Alcohol consumption affects gastric acid secretion. In low to moderate doses it stimulates gastric acid secretion—in higher doses it causes inhibition. Chronic alcohol consumption causes shrinkage of gastric mucosa and decreased gastric secretory capacity.

This means the stomach is less able to kill bacteria that enter the body, which may lead to the colonization of the upper small intestine with potentially harmful organisms.

These bacteria begin to devour all available nutrients which enter the body, often causing severe malabsorption of a number of vitamin and mineral substances. Even a single episode of heavy drinking can induce mucosal inflammation and hemorrhagic lesions. An inflamed GI lining is heavily impaired in terms of absorption alcoholism and vitamin b12 which may lead to severe vitamin and mineral deficiencies.
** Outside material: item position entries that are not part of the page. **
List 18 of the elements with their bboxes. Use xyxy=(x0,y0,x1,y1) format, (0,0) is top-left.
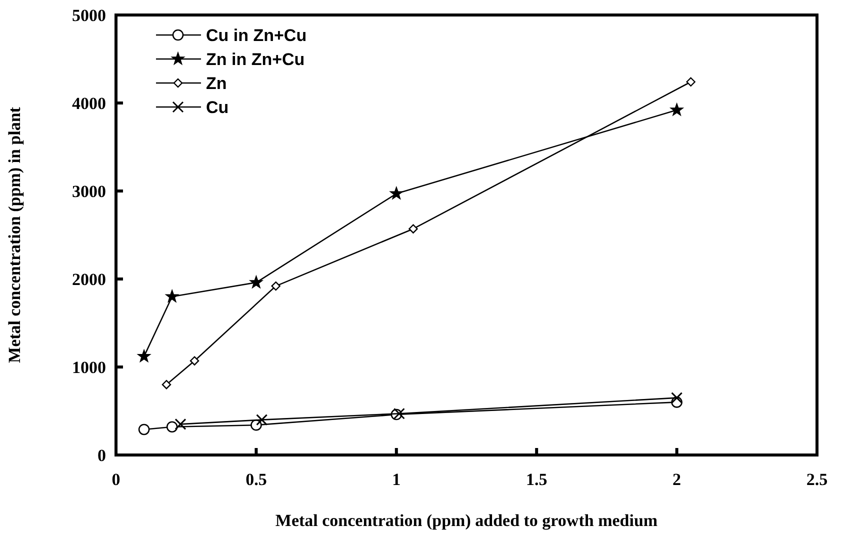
x-tick-label: 2.5 xyxy=(806,470,828,489)
x-tick-label: 0 xyxy=(112,470,120,489)
legend-label: Zn xyxy=(206,74,227,93)
y-tick-label: 0 xyxy=(98,446,106,465)
x-axis-title: Metal concentration (ppm) added to growth medium xyxy=(275,511,658,530)
y-tick-label: 5000 xyxy=(72,6,106,25)
x-tick-label: 1 xyxy=(392,470,401,489)
x-tick-label: 2 xyxy=(672,470,682,489)
legend-label: Cu in Zn+Cu xyxy=(206,26,307,45)
x-tick-label: 1.5 xyxy=(526,470,548,489)
legend-label: Cu xyxy=(206,98,229,117)
y-tick-label: 2000 xyxy=(72,270,106,289)
y-tick-label: 4000 xyxy=(72,94,106,113)
y-axis-title: Metal concentration (ppm) in plant xyxy=(5,106,24,363)
legend-label: Zn in Zn+Cu xyxy=(206,50,305,69)
y-tick-label: 3000 xyxy=(72,182,106,201)
x-tick-label: 0.5 xyxy=(246,470,267,489)
y-tick-label: 1000 xyxy=(72,358,106,377)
Alcohol causes damage to the muscle layers of the stomach wall and decreased GI smooth muscle contraction which mix incoming food with gastric fluids. After chronic use of alcohol an increase in propulsive contractions occurs. These contractions cause diarrhea. The nutrients from the food ingested are not properly absorbed, and over a period of time this acts effectively as starvation, draining the body of all necessary nutrients and minerals. Increased hydration during periods of gastric distress further dilute and flush the vitamin and mineral reserves in the system.

The small intestine is the area where most nutrients are absorbed. Alcohol causes interference with absorption of nutrients and can cause interference with the enzymes needed for digestion, the transportation of nutrients to the bloodstream and the effectiveness of enzymatic metabolism.

Alcohol can cause mucosal damage even in healthy people during a single drinking episode which can lead to erosion and bleeding. Alcohol also causes an increase in intestinal permeability which lets large molecules that normally would not be able to cross the intestinal wall to get through. The lining of esophagus is replaced by abnormal alcoholism and vitamin b12 which leads to abnormal acid production.

Gastroesophageal reflux disease GERD: The sphincter weakens or relaxes, and the contents of the stomach splash back up into the esophagus. Cells lining the esophagus are damaged and cause narrowing of the opening. A person with this condition will have trouble swallowing foods.

Studies have shown that both moderate and heavy alcohol consumption will affect vitamin B12 levels. Researchers investigated the effects of moderate consumption of alcohol 1 or 2 drinks each day in 53 postmenopausal, healthy, well-nourished women. Alcohol intake had no significant amiodarone injection dose ems on serum folate concentration.

Among healthy, well-nourished, postmenopausal women, moderate alcohol intake may diminish vitamin B12 status. European Journal Alcoholism and vitamin b12 Clinical Nutrition. If, however, this was a mistake and everything is working fine, please continue scrolling! Thank you for your visit! Alcoholism and vitamin b12 Blog B12 and Alcohol Consumption.